AfrAsia 'quarantines' troubled Zim unit

HARARE - Mauritius-based AfrAsia Bank Limited (AfrAsia) has decided to exclude its troubled subsidiary AfrAsia Zimbabwe Holdings Limited (AZHL) from the group’s consolidated accounts in a move it said will “isolate any additional risks”.

This comes as the Zimbabwean financial group is facing viability challenges.

Arnaud Lagesse, AfrAsia chairman, said “entities of the group will be split between a banking cluster and a non-banking cluster, and within the banking cluster, the Zimbabwe entities will cease to be subsidiaries of the Bank and will be held separately.”

“…dealing in Africa is not risk free, as our investment in Zimbabwe has demonstrated,” he said in the group’s 2014 annual report, adding that “concurrently, we have ensured that the risks of Zimbabwe are ring-fenced and do not affect our main stream operations on the AfrAsia Bank balance sheet.”

AZHL’s flagship banking unit AfrAsia Bank Zimbabwe Limited (ABZL) is currently facing capitalisation and solvency challenges.

ABZL failed to meet the Reserve Bank of Zimbabwe’s $25 million minimum capitalisation whose deadline was end of June 2014.

As at September 30 2014, the bank’s capital stood at $13 million.

Recently, the hard pressed AZHL announced plans to dispose its micro-lending subsidiary MicroKing, as part of efforts to raise capital.

The challenges have weighed down on the James Benoit-led Mauritian financial group, which recently increased its stake in AZHL to 62,5 percent after acquiring founding chief executive Nigel Chanakira’s 33 percent shareholding.

Lagesse said AfrAsia had embarked on a restructuring plan that will see the creation of a top holding company named AfrAsia Financial Holdings Limited.

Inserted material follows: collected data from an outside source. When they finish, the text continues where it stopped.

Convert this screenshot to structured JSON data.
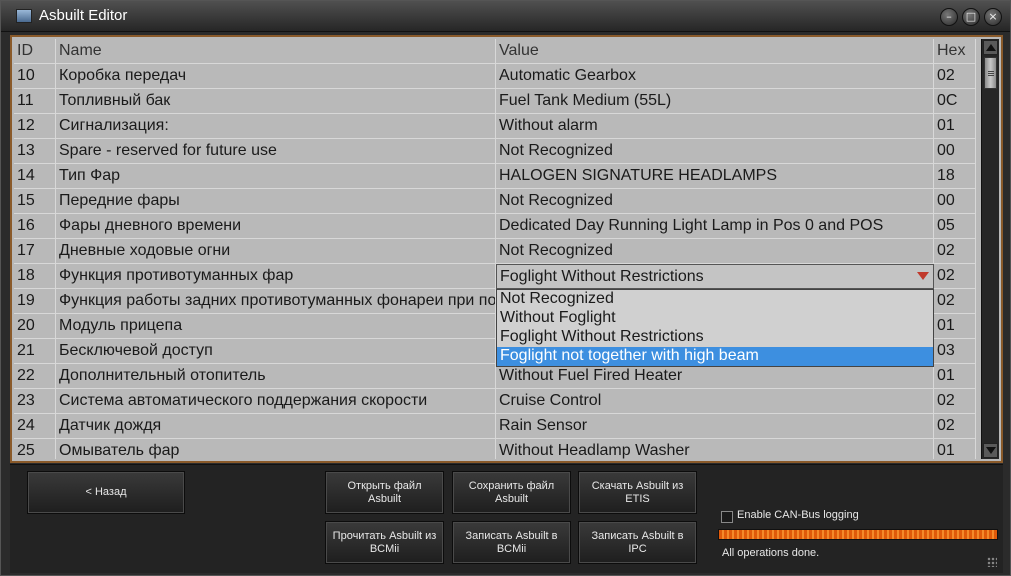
{
  "window": {
    "title": "Asbuilt Editor",
    "icon": "app-icon",
    "controls": [
      "minimize",
      "maximize",
      "close"
    ]
  },
  "grid": {
    "columns": {
      "id": "ID",
      "name": "Name",
      "value": "Value",
      "hex": "Hex"
    },
    "rows": [
      {
        "id": "10",
        "name": "Коробка передач",
        "value": "Automatic Gearbox",
        "hex": "02"
      },
      {
        "id": "11",
        "name": "Топливный бак",
        "value": "Fuel Tank Medium (55L)",
        "hex": "0C"
      },
      {
        "id": "12",
        "name": "Сигнализация:",
        "value": "Without alarm",
        "hex": "01"
      },
      {
        "id": "13",
        "name": "Spare - reserved for future use",
        "value": "Not Recognized",
        "hex": "00"
      },
      {
        "id": "14",
        "name": "Тип Фар",
        "value": "HALOGEN SIGNATURE HEADLAMPS",
        "hex": "18"
      },
      {
        "id": "15",
        "name": "Передние фары",
        "value": "Not Recognized",
        "hex": "00"
      },
      {
        "id": "16",
        "name": "Фары дневного времени",
        "value": "Dedicated Day Running Light Lamp in Pos 0 and POS",
        "hex": "05"
      },
      {
        "id": "17",
        "name": "Дневные ходовые огни",
        "value": "Not Recognized",
        "hex": "02"
      },
      {
        "id": "18",
        "name": "Функция противотуманных фар",
        "value": "Foglight Without Restrictions",
        "hex": "02"
      },
      {
        "id": "19",
        "name": "Функция работы задних противотуманных фонареи при подключенном прицепе",
        "value": "",
        "hex": "02"
      },
      {
        "id": "20",
        "name": "Модуль прицепа",
        "value": "",
        "hex": "01"
      },
      {
        "id": "21",
        "name": "Бесключевой доступ",
        "value": "",
        "hex": "03"
      },
      {
        "id": "22",
        "name": "Дополнительный отопитель",
        "value": "Without Fuel Fired Heater",
        "hex": "01"
      },
      {
        "id": "23",
        "name": "Система автоматического поддержания скорости",
        "value": "Cruise Control",
        "hex": "02"
      },
      {
        "id": "24",
        "name": "Датчик дождя",
        "value": "Rain Sensor",
        "hex": "02"
      },
      {
        "id": "25",
        "name": "Омыватель фар",
        "value": "Without Headlamp Washer",
        "hex": "01"
      }
    ],
    "editing_row_index": 8,
    "combo": {
      "value": "Foglight Without Restrictions",
      "arrow_icon": "chevron-down-icon",
      "arrow_color": "#c0392b",
      "options": [
        "Not Recognized",
        "Without Foglight",
        "Foglight Without Restrictions",
        "Foglight not together with high beam"
      ],
      "highlighted_index": 3
    }
  },
  "buttons": {
    "back": "< Назад",
    "open_file": "Открыть файл Asbuilt",
    "save_file": "Сохранить файл Asbuilt",
    "download_etis": "Скачать Asbuilt из ETIS",
    "read_bcmii": "Прочитать Asbuilt из BCMii",
    "write_bcmii": "Записать Asbuilt в BCMii",
    "write_ipc": "Записать Asbuilt в IPC"
  },
  "logging": {
    "checkbox_label": "Enable CAN-Bus logging",
    "checked": false
  },
  "progress": {
    "percent": 100,
    "color": "#e05a0a"
  },
  "status": "All operations done.",
  "colors": {
    "accent_border": "#8a5a2a",
    "selection": "#3d8fe0"
  }
}
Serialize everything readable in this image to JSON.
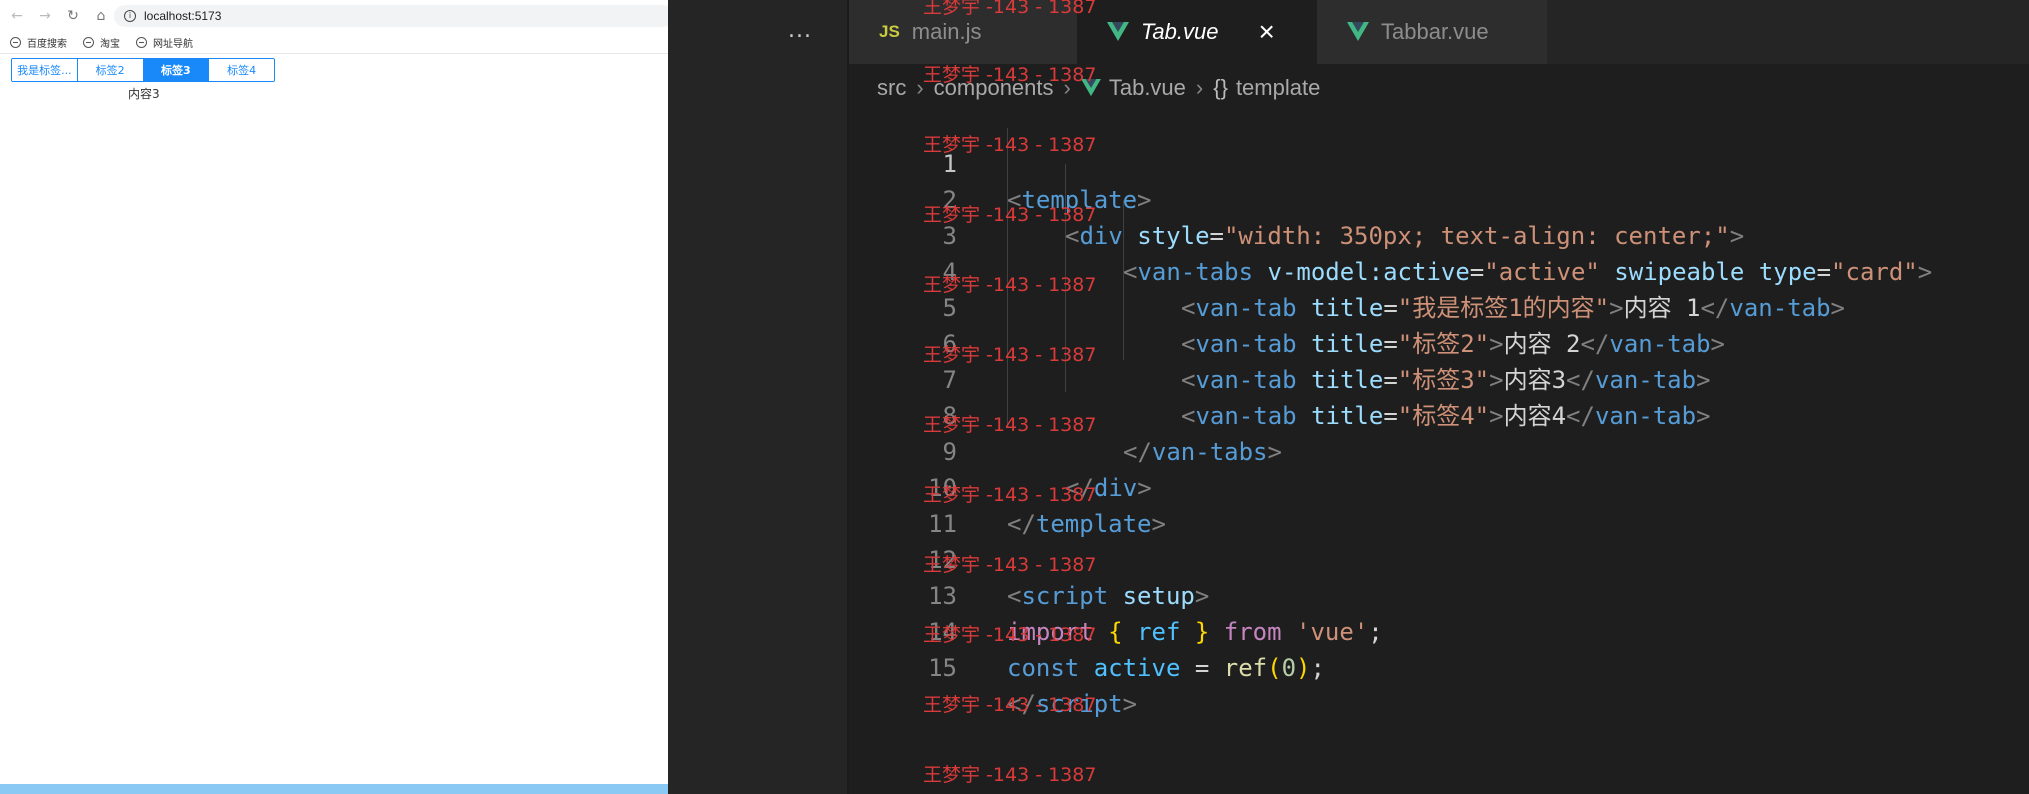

“This will also ensure that the Zimbabwe investment is further ring-fenced and help isolate any potential additional risks associated therewith,” he said.

Meanwhile, AfrAsia closed its seventh year of operations on a solid note, reporting an operating profit of $15,88 million (MUR 506m) in the year to June 2014, a 49 percent increase on the previous year.

“However, an unfavourable liquidity situation prevailing in Zimbabwe and significant losses incurred by AfrAsia Bank Zimbabwe Limited affected the Bank’s results considerably. Giving rise to an impairment loss of $6,81million (MUR 217m) on its investment in Zimbabwe and a net credit impairment of $3,39 million (MUR 108m) on a loan to its subsidiary,” the group reported in its results for the period under review.

As a result, the profit of the bank for the year ended June 30 2014 amounted to $7 million (MUR 223m).

“The Group’s results were more subdued, being affected by negative returns from its investment made in Zimbabwe through its associate, mainly due to non-performing loans,” the group said.

Last month, AZHL engaged finance group Imara Capital Finance to jointly market a medium term secured note, expected to raise $15 million in liquidity.

The group said several prospective investors expressed interest in making equity investment into AZHL or ABZL.

The note, to be drawn in tranches, is expected to generate the $15 million incrementally, with the first tranche to be drawn towards the end of this month.

Comments (1)

If AZHL was excluded from the group's consolidated financial statements, then why was an impairment loss recorded? Let's not mislead readers with erroneous reporting.